Created on 2024-09-16 with reprex v2.1.1

The version 'tidy_v1' includes a 'pivot_wider' call to convert our long data to wide data. The version 'tidy_v2' avoids the call to 'pivot_wider'. The version 'untidy_v1' may be considered a 'base R' flavor. By avoiding the use of 'pivot_wider' we see a decrease in execution time, leading to the suggestion that this should be considered 'unrecommended' if an alternate path is an option. The version 'untidy_v1' is 2 orders of magnitude faster. If folks are interested inn tidy options, we're trying to provide those! But if performance is a priority the base options are still best. Please let me know if you have opinions here!

tobyaicher commented 2 months ago

Thank you so much for looking into this!
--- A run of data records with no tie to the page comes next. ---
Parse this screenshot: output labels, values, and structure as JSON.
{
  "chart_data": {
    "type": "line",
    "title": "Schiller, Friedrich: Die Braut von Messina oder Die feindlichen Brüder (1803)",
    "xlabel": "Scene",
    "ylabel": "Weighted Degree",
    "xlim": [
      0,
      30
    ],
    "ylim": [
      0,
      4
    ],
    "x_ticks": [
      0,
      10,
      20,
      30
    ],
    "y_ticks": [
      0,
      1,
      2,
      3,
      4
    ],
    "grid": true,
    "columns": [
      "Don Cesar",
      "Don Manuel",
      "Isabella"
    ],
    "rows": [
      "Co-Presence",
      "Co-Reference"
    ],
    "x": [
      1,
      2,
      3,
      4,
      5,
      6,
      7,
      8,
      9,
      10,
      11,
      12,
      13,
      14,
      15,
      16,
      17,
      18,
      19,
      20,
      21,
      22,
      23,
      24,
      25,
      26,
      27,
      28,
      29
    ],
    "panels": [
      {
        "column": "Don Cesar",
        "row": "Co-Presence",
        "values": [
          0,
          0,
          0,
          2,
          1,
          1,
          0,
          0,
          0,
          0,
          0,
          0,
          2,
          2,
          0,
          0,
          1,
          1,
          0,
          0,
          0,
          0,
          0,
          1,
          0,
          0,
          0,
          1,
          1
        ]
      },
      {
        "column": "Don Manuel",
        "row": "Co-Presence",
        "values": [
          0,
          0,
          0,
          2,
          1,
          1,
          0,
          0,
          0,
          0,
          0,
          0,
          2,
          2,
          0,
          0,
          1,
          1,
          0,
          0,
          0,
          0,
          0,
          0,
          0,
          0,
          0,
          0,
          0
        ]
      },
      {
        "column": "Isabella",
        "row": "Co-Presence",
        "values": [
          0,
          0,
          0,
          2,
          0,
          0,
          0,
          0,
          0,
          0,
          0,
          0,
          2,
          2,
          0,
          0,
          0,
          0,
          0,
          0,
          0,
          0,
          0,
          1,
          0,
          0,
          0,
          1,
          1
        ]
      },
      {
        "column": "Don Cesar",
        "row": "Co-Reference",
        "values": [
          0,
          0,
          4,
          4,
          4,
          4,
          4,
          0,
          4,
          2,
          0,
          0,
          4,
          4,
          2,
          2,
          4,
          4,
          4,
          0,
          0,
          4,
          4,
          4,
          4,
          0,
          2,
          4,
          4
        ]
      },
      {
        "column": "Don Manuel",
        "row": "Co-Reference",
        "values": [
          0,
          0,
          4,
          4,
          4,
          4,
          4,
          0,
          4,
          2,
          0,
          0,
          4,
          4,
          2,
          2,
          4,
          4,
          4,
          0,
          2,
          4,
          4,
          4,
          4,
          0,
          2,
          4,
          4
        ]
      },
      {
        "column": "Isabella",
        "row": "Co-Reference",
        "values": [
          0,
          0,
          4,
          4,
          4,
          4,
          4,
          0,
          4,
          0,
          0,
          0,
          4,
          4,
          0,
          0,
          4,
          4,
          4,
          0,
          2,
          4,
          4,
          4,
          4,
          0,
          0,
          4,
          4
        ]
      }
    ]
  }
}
Yes VariantKey is exactly the functionality I was looking for - I downloaded your development version and tested it and it gave the same results as my own solution (where I used CHROM,POS, and rownumbers to create unique variant ID's).

I agree pivot wider is actually not necessary and using group_by before summarize is the best way to do this.

Noted that base R is faster - in my case performance is not much of an issue so prefer to use tidy because more concise and easier code so appreciate the tidy option.

Thanks again!

Toby

knausb commented 2 months ago

Thank you @tobyaicher ! I will try to use the reproducible example you helped create as a unit test to make sure this functionality remains in the future. I believe I need to update the documentation and do some more tests still. But I think we can consider this to be a part of the next release to CRAN.

Thanks! Brian